The nine ships that made up the First Fleet bound for Kangaroo Island, were despatched from London, England, by His Majesty King William 4th. On 27th July, 1836, the first of these ships, the “Duke of York,” arrived at Reeves Point after a journey of five months. Soon afterwards, other ships arrived. These were the John Pirie, the Lady Mary Pelham, the Emma, the Cygnet, the Tam O’Shanter, the Rapid, and the Africaine. Last of the nine ships was the Buffalo and she arrived in the Colony five months after the first settlers. During that period of time a better water supply had been found, so the Buffalo was intercepted out in Nepean Bay and diverted to Holdfast Bay (Glenelg). Kangaroo Islanders should be mindful of, and jealously protect our position of the birthplace of South Australia. The little colony here at Reeves Point grew to have 400 inhabitants at one stage and even though many of this number eventually moved to the mainland, quite a number of the more resilient stalwarts stayed on, farmed the area and later supplied quarried basalt rock to the mainland for road works.

Among those settlers were the Calnan pioneers who have always had many descendants living on the Island throughout these past 179 years. These families who descend from the original Calnan pioneers include the well-known local names of Chapman, and Bell. Descendants of the original 1836 First Fleet have now spread across South Australia, other states of Australia, and overseas.
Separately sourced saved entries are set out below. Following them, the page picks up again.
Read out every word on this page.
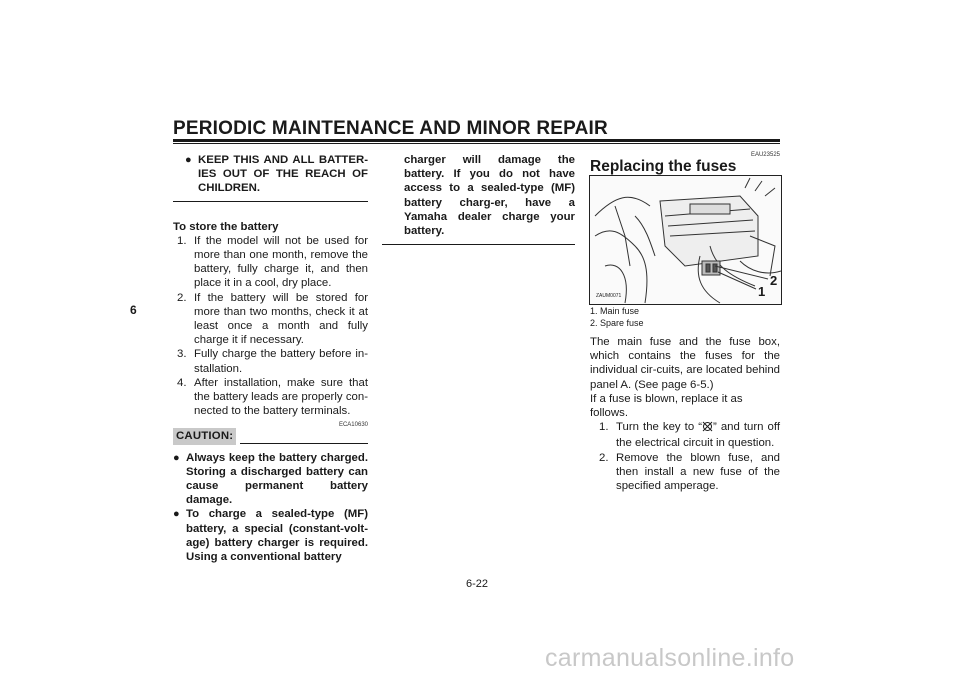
PERIODIC MAINTENANCE AND MINOR REPAIR
6
● KEEP THIS AND ALL BATTER-IES OUT OF THE REACH OF CHILDREN.
To store the battery
1. If the model will not be used for more than one month, remove the battery, fully charge it, and then place it in a cool, dry place.
2. If the battery will be stored for more than two months, check it at least once a month and fully charge it if necessary.
3. Fully charge the battery before in-stallation.
4. After installation, make sure that the battery leads are properly con-nected to the battery terminals.
CAUTION:
ECA10630
● Always keep the battery charged. Storing a discharged battery can cause permanent battery damage.
● To charge a sealed-type (MF) battery, a special (constant-volt-age) battery charger is required. Using a conventional battery
charger will damage the battery. If you do not have access to a sealed-type (MF) battery charg-er, have a Yamaha dealer charge your battery.
EAU23525
Replacing the fuses
ZAUM0071	1
2
1. Main fuse
2. Spare fuse
The main fuse and the fuse box, which contains the fuses for the individual cir-cuits, are located behind panel A. (See page 6-5.)
If a fuse is blown, replace it as follows.
1. Turn the key to “ ” and turn off the electrical circuit in question.
2. Remove the blown fuse, and then install a new fuse of the specified amperage.
6-22
carmanualsonline.info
On this day, in 1836, Captain Robert Clark Morgan sailed the Duke of York into Nepean Bay. He chose a little two year old girl, Elizabeth Beare, to be carried ashore by a Crew member, who placed her feet on the sand, so that she became the first Official European Settler to tread on this soil, but there were other waves of settlers who came here to Kangaroo Island as pioneers, too. The first of these arrived as temporary sealers in early 1803, later to be followed by sealers and whalers, and then the permanent unofficial settlers. So, twelve years before the arrival of the first fleet, there were Europeans and indigenous people living and raising families at Antechamber Bay, Penneshaw, and Cygnet River and I am a descendant.
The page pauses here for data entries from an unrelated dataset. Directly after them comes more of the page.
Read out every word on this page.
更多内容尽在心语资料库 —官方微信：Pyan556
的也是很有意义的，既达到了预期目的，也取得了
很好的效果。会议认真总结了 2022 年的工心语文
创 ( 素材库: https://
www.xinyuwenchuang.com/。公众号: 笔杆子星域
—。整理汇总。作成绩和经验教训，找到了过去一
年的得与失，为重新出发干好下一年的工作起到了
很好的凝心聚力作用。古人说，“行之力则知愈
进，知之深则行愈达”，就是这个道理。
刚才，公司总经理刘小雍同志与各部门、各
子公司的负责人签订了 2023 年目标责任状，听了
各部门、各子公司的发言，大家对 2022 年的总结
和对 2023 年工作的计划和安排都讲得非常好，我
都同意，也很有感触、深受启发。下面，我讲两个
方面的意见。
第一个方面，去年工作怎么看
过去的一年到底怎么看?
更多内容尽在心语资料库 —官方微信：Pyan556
Many permanent farmers settled along the north coast, south coast, west end, Cygnet River, and the Dudley Peninsula. They, too, were Island pioneers. There was yet a further wave of Pioneers on Kangaroo Island, the Soldier Settlers , after World War Two. In 1947 the South Australian Government opened up a huge Soldier Settler farming area on Kangaroo Island, based around Parndana. These people are also pioneers, who today can look back with much pride on their development of much of the Island. 170 new families settled in the newly cleared bushland and developed farms in the districts of Parndana, Karatta, Gosse, Stokes Bay, Harriet, MacGillivray, and Haines. This was a huge and successful step in opening up Kangaroo Island. To this day, there are many people who settled here in that era from 1947 to the 1970s.

This means that Kangaroo Island has many reasons to be proud of its history and its pioneers. Today, we celebrate all of the pioneers, including the Soldier Settlers and we thank and honour them at this place and at this time every year. Settlement Day covers all those worthy souls, and all of their descendants right up to the present time.”